Mbak Putri mulai menuruni tangga untuk kembali ke dalam rumah sebelum akhirnya berhenti dotengah tangga.
"Ibu selalu tahu apa yang terjadi pada anaknya. Jadi sebelum ibu khawatir tentang keadaan Bella, akan lebih baik jika Bella bercerita pada ibu."
"Jangan lupa mandi dulu dan segera ke meja makan." Tutup mbak Putri dari bawah dan berlalu memasuki pintu samping rumah ibu.
"Kenapa cemberut begitu?"
"Hujan membuat basah.

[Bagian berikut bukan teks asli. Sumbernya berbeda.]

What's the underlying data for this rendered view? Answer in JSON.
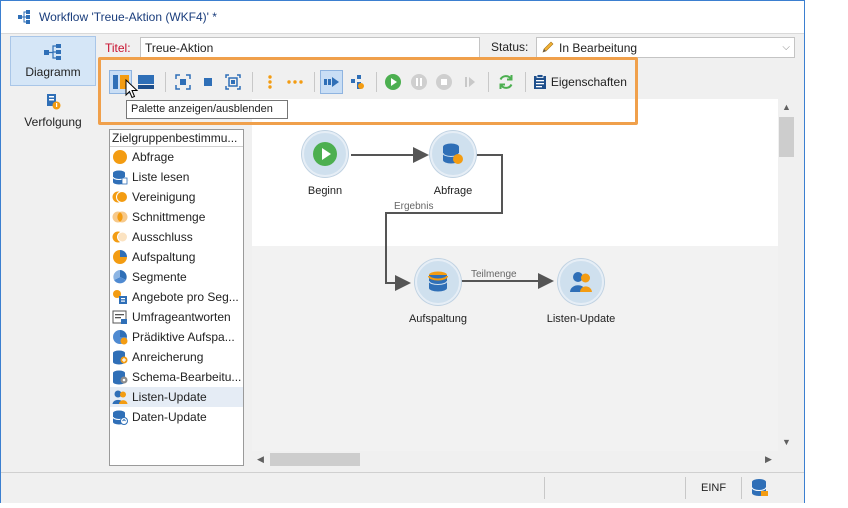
{
  "window": {
    "title": "Workflow 'Treue-Aktion (WKF4)' *"
  },
  "nav": {
    "items": [
      {
        "label": "Diagramm",
        "active": true
      },
      {
        "label": "Verfolgung",
        "active": false
      }
    ]
  },
  "form": {
    "title_label": "Titel:",
    "title_value": "Treue-Aktion",
    "status_label": "Status:",
    "status_value": "In Bearbeitung"
  },
  "toolbar": {
    "properties_label": "Eigenschaften",
    "tooltip": "Palette anzeigen/ausblenden"
  },
  "palette": {
    "header": "Zielgruppenbestimmu...",
    "items": [
      {
        "label": "Abfrage",
        "icon": "query-icon"
      },
      {
        "label": "Liste lesen",
        "icon": "read-list-icon"
      },
      {
        "label": "Vereinigung",
        "icon": "union-icon"
      },
      {
        "label": "Schnittmenge",
        "icon": "intersection-icon"
      },
      {
        "label": "Ausschluss",
        "icon": "exclusion-icon"
      },
      {
        "label": "Aufspaltung",
        "icon": "split-icon"
      },
      {
        "label": "Segmente",
        "icon": "segments-icon"
      },
      {
        "label": "Angebote pro Seg...",
        "icon": "offers-icon"
      },
      {
        "label": "Umfrageantworten",
        "icon": "survey-icon"
      },
      {
        "label": "Prädiktive Aufspa...",
        "icon": "predictive-split-icon"
      },
      {
        "label": "Anreicherung",
        "icon": "enrichment-icon"
      },
      {
        "label": "Schema-Bearbeitu...",
        "icon": "schema-edit-icon"
      },
      {
        "label": "Listen-Update",
        "icon": "list-update-icon"
      },
      {
        "label": "Daten-Update",
        "icon": "data-update-icon"
      }
    ]
  },
  "diagram": {
    "nodes": [
      {
        "id": "start",
        "label": "Beginn"
      },
      {
        "id": "query",
        "label": "Abfrage"
      },
      {
        "id": "split",
        "label": "Aufspaltung"
      },
      {
        "id": "listupdate",
        "label": "Listen-Update"
      }
    ],
    "edges": [
      {
        "label": "Ergebnis"
      },
      {
        "label": "Teilmenge"
      }
    ]
  },
  "statusbar": {
    "mode": "EINF"
  },
  "colors": {
    "accent_orange": "#f0a04b",
    "node_fill": "#cfe0ee",
    "icon_blue": "#2f6fb7",
    "icon_orange": "#f39c12",
    "play_green": "#4caf50"
  }
}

Aku tidak suka."
Hai kamu. Suatu saat jika kita bertemu, saat itulah kamu akan menemukan diriku dengan hal yang baru. Kupastikan tidak ada lagi yang membuatku kembali menjadi manusia lemah. Mendung hitam, angin dan rintik hujan. Saat ini aku adalah kawanmu. Segera aku menuruni tangga dan bergegas mandi sebelum berkumpul di meja makan.
Terima kasih ayah dan terimakasih rumah pohon. Lebih dari segelanya, terima kasih Tuhan. Rencana-Mu akan selalu menjadi yang terbaik untukku.